Parents, police and college leaders don’t like it, but they acknowledge the universality of the problem.

Unfortunately, bad judgment sometimes has tragic results during those baby steps into adulthood. In November, just such an instance occurred at Northern Illinois University, when a freshman died of alcohol poisoning after a fraternity party.

Nearly 24 fraternity members are charged with hazing in connection with that student’s death.

A great number of Northern’s students are from the Chicago suburbs, so it’s easy to say “those kids” are more worldly than those from Central Illinois. But what about the drunken Illinois State University senior who was burned when she fell into an offsite sorority bonfire? The drunken Illinois Wesleyan University student who died last spring at an offsite fraternity party? The Bradley University soccer player who died off-campus in 2007 after a drunken fireworks prank went terribly awry?

After each instance, the universities took steps to prevent more tragedies: they banned organizations from campus, strengthened rules about alcohol and parties, increased alcohol education programs.

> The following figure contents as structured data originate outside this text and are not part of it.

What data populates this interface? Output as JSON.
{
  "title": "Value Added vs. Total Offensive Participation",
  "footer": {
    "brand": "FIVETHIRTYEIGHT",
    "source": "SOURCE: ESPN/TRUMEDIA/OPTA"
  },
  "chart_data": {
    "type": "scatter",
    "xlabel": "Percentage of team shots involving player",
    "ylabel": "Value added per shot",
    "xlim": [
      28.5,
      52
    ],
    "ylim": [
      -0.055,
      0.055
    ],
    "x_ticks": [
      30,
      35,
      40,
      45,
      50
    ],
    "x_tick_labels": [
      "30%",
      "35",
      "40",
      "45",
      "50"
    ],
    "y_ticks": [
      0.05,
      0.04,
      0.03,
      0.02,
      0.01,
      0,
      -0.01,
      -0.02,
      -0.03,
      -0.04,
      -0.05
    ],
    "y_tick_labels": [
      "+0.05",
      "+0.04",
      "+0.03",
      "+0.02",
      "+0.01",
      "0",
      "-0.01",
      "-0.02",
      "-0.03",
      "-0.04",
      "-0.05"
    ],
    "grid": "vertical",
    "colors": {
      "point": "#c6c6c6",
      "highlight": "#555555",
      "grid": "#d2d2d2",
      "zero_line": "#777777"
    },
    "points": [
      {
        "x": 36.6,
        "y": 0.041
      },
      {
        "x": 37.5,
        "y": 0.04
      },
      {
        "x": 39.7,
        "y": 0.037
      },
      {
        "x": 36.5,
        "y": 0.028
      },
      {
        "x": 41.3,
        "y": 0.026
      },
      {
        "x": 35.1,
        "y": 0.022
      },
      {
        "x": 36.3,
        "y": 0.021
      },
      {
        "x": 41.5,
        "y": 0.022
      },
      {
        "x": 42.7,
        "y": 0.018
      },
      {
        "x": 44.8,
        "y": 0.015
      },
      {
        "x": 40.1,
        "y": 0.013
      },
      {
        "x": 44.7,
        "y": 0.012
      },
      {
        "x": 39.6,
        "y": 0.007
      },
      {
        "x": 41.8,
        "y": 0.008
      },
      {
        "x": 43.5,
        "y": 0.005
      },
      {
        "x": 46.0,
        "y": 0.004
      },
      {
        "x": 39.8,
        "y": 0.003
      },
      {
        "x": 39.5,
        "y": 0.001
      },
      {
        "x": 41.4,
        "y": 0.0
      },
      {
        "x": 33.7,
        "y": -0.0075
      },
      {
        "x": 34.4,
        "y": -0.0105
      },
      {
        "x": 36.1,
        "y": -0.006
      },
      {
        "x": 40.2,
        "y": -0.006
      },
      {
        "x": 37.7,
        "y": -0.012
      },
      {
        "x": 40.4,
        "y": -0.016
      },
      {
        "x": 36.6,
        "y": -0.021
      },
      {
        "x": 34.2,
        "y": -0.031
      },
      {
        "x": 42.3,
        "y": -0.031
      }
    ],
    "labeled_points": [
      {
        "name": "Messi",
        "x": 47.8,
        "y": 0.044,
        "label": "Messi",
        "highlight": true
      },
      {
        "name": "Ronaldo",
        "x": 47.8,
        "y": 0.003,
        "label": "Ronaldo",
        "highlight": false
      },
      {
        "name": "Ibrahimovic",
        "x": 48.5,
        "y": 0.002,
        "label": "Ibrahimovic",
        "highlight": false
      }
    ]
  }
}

Criminal charges and fines were levied when appropriate.

Despite the hand-wringing and wrist-slaps, the problem continues, in large part because of a misguided acceptance that alcohol, cigarettes, marijuana and prescription pills aren’t “really” drugs.

We need to have a meaningful conversation among ourselves and then stand united in having that conversation with our children. But the conversation needs to start at home, with parents who define right from wrong and stand as role models, not winking when they break the rules themselves.

This week, families are spending a lot of time with their children because of the holidays.

Now is the time to start the conversation.